GENETIC AND BIOCHEMICAL STUDIES OF BACTERIAL DRUG RESISTANCE

Abstract

Many papers have been presented on the enzymatic inactivation of the aminoglycosidic antibiotics by cell-free extracts obtained from drug-resistant strains of bacteria isolated from clinical specimens. Kanamycin is inactivated by two mechanisms responsible for the formation of 6-N-acetyl-kanamycin and 3'-phosphorylkanamycin. Similarly, streptomycin is inactivated by the formation of adenylylstreptomycin and phosphorylstreptomycin. These facts indicate that three mechanisms, i.e., phosphorylation, acetylation and adenylylation, involve in the inactivation of aminoglycoside antibiotics. It was reported previously that lividomycin, a new aminoglycosidic pentasaccharide antibiotic containing 2-deoxystreptamine, lacks the hydroxyl group at the C-3 position of the D-aminoglucose moiety and is not inactivated by a kanamycin-phosphorylating enzyme.

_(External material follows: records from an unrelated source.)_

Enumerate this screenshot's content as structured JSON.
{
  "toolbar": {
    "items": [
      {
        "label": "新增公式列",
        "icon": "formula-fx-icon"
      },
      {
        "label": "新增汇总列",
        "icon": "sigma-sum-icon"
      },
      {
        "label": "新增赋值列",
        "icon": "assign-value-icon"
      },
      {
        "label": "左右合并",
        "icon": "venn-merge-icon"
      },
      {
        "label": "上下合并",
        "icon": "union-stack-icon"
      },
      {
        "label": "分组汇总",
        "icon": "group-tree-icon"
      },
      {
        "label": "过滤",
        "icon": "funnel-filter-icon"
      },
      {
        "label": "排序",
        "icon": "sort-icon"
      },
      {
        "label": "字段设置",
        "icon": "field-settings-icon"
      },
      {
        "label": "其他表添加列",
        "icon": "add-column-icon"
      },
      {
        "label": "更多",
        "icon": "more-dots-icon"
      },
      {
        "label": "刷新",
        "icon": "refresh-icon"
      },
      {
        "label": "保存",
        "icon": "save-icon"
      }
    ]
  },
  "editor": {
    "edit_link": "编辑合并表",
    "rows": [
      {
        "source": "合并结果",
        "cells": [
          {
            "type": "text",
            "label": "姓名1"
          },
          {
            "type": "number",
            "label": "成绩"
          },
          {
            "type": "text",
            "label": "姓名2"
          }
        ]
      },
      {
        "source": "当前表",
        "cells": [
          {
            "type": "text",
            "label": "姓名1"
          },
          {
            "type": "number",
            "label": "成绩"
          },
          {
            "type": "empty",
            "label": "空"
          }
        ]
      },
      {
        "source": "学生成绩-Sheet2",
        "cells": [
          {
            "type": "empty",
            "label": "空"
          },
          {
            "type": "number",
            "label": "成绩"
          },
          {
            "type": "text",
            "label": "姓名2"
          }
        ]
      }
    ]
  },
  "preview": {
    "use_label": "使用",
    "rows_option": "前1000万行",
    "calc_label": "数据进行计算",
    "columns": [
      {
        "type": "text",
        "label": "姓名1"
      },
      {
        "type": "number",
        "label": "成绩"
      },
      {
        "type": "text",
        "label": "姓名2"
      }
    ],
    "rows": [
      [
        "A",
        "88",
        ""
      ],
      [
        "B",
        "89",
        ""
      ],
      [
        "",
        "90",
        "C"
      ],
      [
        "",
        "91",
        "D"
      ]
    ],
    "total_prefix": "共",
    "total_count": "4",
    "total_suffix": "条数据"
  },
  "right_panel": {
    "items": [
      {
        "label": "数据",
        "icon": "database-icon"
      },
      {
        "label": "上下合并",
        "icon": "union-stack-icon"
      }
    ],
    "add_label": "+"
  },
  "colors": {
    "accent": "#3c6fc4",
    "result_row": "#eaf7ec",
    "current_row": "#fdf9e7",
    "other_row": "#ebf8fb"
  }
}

This paper deals with the studies of anti-bacterial activity of lividomycin (LV) toward many strains of bacteria isolated from clinical specimens. The results are summarized as follows : 1) There are two types of LV-resistant strains. One group is capable of inactivating LV by phosphorylation and another group can not inactivate the drug.2) The inactivated product is a monophosphorylated LV.3) Chemical studies disclosed that the hydroxyl group at the 5″-position of the ribose moiety is phosphorylated.